Desde la puesta en marcha del servicio, a mediados de 2005, se han detectado 26 casos de cáncer entre los trabajadores del edificio, situado en la calle de Lleida, 28, en el distrito de Sants-Montjuïc. Los empleados del centro son agentes de los Mossos d'Esquadra y de la Guardia Urbana, bomberos del Ayuntamiento y personal del Sistema de Emergencias Médicas (SEM). El secretario general del sindicato policial SAPOL, Manel García, detalla que a los 26 casos confirmados, se puede sumar otro de una persona a la que están realizando exámenes médicos, aunque las pruebas realizadas hasta ahora no invitan al optimismo. Nueve de los cánceres son de próstata.

ESPAÑA, FUERA DE NORMATIVA

CSIF elevó una denuncia a la Inspección de Trabajo de la Seguridad Social de Cataluña, que visitó el centro de emergencias el año pasado. En el documento oficial al que ha tenido acceso Metrópoli Abierta, fechado el 15 de octubre de 2018, queda claro que el Gobierno español no ha adaptado su normativa a la directiva europea que establece "las normas de seguridad básicas para la protección contra los peligros derivados de la exposición a radiaciones ionizantes". El plazo para adaptarse a esta regulación acabó el 8 de febrero sin que el Gobierno español lo hubiera hecho en el momento de redactar el informe, es decir que el ejecutivo ha incumplido esta "obligación" y España carece de normativa reguladora.

Ante la inexistencia de una normativa que obligue a las empresas a llevar a cabo los controles, y pese a las peticiones de CSIF, las mediciones para comprobar el nivel de exposición de los trabajadores del centro de emergencias al gas radón no se llevaron a cabo, dice el informe de la Inspección de Trabajo, que añade: "Los estudios existentes parecen indicar que la exposición al gas radón tienen una incidencia más elevada en el cáncer de pulmón y el periodo de latencia de la enfermedad es de unos 20 años".

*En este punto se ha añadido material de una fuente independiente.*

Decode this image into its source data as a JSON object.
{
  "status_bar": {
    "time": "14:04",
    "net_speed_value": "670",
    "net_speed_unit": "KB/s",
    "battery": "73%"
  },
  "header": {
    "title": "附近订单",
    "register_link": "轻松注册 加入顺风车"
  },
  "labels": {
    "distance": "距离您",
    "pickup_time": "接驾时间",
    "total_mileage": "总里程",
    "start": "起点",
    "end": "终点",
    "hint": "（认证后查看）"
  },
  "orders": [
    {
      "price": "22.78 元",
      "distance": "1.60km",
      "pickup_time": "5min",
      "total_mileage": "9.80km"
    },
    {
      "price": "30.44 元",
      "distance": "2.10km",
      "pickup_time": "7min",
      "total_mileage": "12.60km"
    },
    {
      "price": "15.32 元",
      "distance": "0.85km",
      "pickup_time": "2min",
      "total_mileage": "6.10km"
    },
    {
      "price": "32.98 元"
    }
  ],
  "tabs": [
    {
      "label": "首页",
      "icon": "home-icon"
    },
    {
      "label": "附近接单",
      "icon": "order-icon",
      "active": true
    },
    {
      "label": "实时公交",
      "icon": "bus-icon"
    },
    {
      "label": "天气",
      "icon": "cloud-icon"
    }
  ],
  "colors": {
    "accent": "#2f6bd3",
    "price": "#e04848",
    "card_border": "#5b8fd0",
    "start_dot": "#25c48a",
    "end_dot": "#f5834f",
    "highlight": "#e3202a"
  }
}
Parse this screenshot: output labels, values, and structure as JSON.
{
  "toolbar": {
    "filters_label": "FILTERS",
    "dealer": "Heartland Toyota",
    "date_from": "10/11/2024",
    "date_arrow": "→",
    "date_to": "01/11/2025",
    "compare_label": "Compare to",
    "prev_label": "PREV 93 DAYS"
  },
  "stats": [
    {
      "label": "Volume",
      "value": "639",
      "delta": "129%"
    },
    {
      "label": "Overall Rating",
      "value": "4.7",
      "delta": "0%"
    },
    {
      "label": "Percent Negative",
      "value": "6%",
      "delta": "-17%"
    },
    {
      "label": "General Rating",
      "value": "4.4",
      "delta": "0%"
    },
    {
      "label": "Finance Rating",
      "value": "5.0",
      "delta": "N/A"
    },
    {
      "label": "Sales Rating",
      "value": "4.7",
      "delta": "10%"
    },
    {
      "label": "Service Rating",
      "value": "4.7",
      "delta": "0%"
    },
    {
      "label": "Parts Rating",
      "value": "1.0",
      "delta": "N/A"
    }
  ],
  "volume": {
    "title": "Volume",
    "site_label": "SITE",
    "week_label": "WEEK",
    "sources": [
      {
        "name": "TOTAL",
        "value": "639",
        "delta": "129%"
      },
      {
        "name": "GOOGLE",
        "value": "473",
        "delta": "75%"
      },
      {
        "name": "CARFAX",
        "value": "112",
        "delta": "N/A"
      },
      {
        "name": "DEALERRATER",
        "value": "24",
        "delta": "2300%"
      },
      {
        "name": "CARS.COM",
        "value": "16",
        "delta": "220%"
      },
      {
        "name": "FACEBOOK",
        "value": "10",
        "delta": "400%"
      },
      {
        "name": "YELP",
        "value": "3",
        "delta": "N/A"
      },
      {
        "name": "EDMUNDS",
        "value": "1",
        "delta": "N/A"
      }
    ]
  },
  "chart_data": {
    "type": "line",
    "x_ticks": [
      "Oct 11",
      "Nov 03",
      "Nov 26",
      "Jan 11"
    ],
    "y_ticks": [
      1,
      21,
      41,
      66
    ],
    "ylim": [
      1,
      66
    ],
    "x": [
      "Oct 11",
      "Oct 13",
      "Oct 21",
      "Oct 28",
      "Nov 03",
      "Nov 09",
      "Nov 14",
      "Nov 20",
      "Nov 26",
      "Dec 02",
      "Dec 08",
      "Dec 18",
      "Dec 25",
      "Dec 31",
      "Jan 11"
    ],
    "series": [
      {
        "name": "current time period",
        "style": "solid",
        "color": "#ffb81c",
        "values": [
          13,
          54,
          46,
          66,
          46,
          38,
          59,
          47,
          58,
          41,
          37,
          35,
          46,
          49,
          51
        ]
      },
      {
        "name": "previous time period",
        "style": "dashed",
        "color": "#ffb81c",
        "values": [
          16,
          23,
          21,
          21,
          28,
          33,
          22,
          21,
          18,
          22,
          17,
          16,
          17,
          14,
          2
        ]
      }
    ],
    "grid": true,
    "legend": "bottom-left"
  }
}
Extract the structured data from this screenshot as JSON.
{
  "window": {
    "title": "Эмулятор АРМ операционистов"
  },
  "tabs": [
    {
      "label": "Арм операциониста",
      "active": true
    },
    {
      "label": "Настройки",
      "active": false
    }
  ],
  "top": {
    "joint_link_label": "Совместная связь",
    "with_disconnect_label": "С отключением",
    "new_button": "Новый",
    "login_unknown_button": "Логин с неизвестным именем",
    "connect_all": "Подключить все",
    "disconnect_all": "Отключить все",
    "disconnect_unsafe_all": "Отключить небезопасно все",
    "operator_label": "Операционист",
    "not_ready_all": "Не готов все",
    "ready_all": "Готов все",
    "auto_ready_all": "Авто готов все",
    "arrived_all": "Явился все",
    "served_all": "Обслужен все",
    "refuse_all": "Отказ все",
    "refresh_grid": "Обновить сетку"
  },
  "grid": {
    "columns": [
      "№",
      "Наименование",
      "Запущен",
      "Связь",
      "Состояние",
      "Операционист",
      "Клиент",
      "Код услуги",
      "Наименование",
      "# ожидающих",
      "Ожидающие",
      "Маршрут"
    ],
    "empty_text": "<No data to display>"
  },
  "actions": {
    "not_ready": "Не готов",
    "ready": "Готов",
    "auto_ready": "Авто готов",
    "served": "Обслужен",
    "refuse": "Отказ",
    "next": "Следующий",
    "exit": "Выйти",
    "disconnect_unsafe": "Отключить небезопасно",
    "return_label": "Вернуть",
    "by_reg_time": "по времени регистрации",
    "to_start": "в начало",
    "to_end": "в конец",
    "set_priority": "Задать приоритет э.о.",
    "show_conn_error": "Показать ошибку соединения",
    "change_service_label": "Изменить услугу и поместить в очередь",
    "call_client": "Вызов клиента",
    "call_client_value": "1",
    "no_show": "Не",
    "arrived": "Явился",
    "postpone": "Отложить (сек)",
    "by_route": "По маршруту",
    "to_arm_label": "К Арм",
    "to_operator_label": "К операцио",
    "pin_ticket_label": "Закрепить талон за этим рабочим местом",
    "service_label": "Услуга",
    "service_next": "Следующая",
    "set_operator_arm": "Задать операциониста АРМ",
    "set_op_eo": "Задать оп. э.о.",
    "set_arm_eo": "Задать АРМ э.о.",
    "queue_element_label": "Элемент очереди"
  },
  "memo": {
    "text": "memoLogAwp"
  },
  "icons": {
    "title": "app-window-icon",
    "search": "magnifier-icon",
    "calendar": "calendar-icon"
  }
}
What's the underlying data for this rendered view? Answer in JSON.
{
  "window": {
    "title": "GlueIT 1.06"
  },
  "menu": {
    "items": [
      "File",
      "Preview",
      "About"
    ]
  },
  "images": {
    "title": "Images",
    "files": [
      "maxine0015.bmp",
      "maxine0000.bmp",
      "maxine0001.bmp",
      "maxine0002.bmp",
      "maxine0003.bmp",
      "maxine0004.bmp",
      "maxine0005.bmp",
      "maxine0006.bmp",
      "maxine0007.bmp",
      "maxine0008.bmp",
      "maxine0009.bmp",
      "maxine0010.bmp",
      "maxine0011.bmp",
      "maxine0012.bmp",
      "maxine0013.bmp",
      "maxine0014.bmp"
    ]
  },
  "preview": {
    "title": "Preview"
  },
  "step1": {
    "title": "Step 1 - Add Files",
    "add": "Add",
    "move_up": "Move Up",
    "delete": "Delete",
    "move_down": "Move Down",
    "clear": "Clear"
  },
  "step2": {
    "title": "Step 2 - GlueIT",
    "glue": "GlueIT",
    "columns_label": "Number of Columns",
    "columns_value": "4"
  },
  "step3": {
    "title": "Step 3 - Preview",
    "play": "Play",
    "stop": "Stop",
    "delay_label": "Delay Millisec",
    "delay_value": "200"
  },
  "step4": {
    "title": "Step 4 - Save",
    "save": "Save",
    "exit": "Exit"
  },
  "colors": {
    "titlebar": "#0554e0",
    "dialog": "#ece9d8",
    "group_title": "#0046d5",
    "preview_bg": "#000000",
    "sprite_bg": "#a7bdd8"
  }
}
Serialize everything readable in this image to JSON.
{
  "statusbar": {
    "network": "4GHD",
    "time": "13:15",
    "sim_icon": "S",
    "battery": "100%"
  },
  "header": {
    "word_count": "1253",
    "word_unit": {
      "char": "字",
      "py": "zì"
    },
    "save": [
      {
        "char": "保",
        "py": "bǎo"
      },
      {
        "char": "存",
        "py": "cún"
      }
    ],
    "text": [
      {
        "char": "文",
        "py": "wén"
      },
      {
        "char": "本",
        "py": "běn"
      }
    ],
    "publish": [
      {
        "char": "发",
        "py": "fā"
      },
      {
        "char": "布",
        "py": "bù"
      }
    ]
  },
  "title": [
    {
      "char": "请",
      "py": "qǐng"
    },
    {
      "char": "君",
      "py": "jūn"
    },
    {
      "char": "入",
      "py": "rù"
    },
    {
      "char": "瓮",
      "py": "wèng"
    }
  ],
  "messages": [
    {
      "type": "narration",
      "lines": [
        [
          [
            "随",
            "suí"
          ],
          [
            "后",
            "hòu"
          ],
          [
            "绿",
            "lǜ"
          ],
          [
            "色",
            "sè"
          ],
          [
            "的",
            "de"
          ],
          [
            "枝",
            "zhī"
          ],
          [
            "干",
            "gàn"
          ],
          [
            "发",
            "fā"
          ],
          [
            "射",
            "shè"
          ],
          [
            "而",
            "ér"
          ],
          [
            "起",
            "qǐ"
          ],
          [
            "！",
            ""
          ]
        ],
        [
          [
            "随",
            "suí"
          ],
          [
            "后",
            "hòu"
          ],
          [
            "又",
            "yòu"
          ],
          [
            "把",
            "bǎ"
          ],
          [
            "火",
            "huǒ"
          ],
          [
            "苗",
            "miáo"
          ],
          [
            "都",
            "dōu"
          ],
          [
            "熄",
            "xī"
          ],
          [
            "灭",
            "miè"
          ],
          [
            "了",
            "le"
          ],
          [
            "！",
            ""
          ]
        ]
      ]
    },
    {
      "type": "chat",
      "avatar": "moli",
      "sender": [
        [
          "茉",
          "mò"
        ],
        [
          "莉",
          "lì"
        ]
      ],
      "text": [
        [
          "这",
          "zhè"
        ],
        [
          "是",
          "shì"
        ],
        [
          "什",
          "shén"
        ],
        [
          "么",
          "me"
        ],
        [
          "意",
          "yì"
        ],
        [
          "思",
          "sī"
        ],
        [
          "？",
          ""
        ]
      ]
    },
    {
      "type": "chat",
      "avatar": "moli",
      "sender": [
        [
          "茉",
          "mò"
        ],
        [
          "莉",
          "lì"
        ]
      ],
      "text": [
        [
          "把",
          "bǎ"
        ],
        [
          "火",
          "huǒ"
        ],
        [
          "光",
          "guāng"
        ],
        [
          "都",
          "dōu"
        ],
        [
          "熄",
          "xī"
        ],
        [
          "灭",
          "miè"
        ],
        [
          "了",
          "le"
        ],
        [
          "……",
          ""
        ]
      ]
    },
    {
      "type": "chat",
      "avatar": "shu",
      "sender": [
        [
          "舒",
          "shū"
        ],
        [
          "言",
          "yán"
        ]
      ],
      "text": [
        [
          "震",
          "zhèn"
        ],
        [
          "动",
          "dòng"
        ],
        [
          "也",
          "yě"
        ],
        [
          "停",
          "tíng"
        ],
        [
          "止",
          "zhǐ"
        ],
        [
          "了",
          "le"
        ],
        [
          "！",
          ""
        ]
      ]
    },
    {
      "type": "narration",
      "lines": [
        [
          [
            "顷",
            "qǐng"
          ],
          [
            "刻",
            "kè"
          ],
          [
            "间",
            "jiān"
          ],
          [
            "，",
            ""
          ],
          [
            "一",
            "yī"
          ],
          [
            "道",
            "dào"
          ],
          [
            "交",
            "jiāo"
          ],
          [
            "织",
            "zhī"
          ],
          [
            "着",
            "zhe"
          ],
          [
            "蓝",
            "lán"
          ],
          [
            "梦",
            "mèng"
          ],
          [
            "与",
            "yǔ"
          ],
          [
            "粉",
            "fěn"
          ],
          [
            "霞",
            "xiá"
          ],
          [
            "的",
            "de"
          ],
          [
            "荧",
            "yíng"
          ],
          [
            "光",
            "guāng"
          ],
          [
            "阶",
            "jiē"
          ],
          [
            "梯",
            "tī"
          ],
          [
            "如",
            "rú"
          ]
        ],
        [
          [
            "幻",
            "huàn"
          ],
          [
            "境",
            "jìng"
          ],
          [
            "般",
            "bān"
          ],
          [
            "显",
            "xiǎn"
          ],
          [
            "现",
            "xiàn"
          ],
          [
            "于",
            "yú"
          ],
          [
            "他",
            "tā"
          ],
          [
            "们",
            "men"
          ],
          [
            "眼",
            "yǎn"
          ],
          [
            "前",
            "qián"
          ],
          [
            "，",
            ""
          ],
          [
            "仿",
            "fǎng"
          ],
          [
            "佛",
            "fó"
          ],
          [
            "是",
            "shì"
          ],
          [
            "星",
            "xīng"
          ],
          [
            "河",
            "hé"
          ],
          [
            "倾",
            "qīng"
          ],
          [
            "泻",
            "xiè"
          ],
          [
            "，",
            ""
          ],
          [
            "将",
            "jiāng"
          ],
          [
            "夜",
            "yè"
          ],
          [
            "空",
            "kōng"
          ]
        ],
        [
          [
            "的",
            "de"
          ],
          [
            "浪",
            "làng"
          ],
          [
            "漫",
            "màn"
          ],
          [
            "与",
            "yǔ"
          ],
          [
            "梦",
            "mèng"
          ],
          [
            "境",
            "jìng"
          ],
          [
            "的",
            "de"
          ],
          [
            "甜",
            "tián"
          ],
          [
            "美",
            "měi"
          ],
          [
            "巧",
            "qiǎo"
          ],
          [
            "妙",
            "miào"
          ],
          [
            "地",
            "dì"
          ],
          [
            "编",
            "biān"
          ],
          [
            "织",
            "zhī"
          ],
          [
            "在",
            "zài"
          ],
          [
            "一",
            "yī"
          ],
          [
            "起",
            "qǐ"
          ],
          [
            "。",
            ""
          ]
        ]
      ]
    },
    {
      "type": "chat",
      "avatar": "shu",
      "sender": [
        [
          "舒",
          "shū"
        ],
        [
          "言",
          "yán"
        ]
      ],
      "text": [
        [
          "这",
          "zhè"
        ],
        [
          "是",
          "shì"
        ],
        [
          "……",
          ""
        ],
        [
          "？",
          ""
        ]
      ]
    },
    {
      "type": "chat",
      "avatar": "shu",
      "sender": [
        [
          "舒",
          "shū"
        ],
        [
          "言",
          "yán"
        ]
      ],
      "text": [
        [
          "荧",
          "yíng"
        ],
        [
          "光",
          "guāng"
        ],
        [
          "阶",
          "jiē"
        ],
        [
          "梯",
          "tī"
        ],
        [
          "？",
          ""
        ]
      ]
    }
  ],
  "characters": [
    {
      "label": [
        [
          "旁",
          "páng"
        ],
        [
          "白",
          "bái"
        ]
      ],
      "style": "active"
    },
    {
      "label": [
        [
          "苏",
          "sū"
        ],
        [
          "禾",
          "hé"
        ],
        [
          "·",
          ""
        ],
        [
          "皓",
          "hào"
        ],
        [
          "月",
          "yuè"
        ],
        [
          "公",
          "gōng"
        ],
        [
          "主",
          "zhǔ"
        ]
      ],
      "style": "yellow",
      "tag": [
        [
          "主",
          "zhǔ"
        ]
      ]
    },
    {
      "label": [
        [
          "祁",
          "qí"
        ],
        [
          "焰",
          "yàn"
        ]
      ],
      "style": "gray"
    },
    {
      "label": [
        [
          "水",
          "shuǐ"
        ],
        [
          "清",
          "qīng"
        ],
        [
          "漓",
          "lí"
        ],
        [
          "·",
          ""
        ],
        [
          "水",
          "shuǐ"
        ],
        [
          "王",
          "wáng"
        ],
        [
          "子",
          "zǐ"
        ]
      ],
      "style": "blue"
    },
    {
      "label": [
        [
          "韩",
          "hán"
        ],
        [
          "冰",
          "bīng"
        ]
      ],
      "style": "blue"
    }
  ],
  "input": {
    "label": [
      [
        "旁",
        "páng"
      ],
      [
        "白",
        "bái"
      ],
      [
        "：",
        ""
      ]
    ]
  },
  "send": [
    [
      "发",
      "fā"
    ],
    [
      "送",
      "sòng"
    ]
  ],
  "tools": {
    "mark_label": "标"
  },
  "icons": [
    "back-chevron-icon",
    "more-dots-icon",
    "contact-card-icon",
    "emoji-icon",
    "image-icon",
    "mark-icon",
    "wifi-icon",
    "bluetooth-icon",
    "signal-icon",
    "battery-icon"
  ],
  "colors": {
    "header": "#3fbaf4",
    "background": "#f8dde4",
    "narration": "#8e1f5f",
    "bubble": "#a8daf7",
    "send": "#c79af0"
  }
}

CUATRO EMPLAZAMIENTOS PROPUESTOS

Los sindicatos llevan años reclamando un cambio de ubicación del centro de emergencias, en el que diariamente trabajan unas 80 personas durante las 24 horas del día, sin que hasta ahora los distintos gobiernos de la Generalitat y del Ayuntamiento de Barcelona hayan sido capaces de concretar un nuevo emplazamiento. García recuerda que se han llegado a estudiar cuatro espacios distintos. Entre los espacios propuestos figuran un solar en Diagonal con Glòries, el viejo edificio de los juzgados que se derribó en el paseo de Lluís Companys, un inmueble municipal junto a la hípica de Montjuïc y el Palau d'Esports. El edificio actual es propiedad de Fira de Barcelona y está alquilado a medias por la Generalitat y el consistorio.

Previamente a la citada Inspección de Trabajo, el mismo organismo público había visitado las instalaciones de los servicios de emergencia en 2016 para comprobar el nivel de exposición de los empleados a los campos electromagnéticos. Las evaluaciones realizadas concluyeron que "en el Centro de Gestión de Emergencias no se superan los valores límites de referencia". También añadía que los informes médicos valoraban "como muy poco probable que la causa de los cánceres detectados entre los trabajadores tengan origen en la exposición a campos electromagnéticos".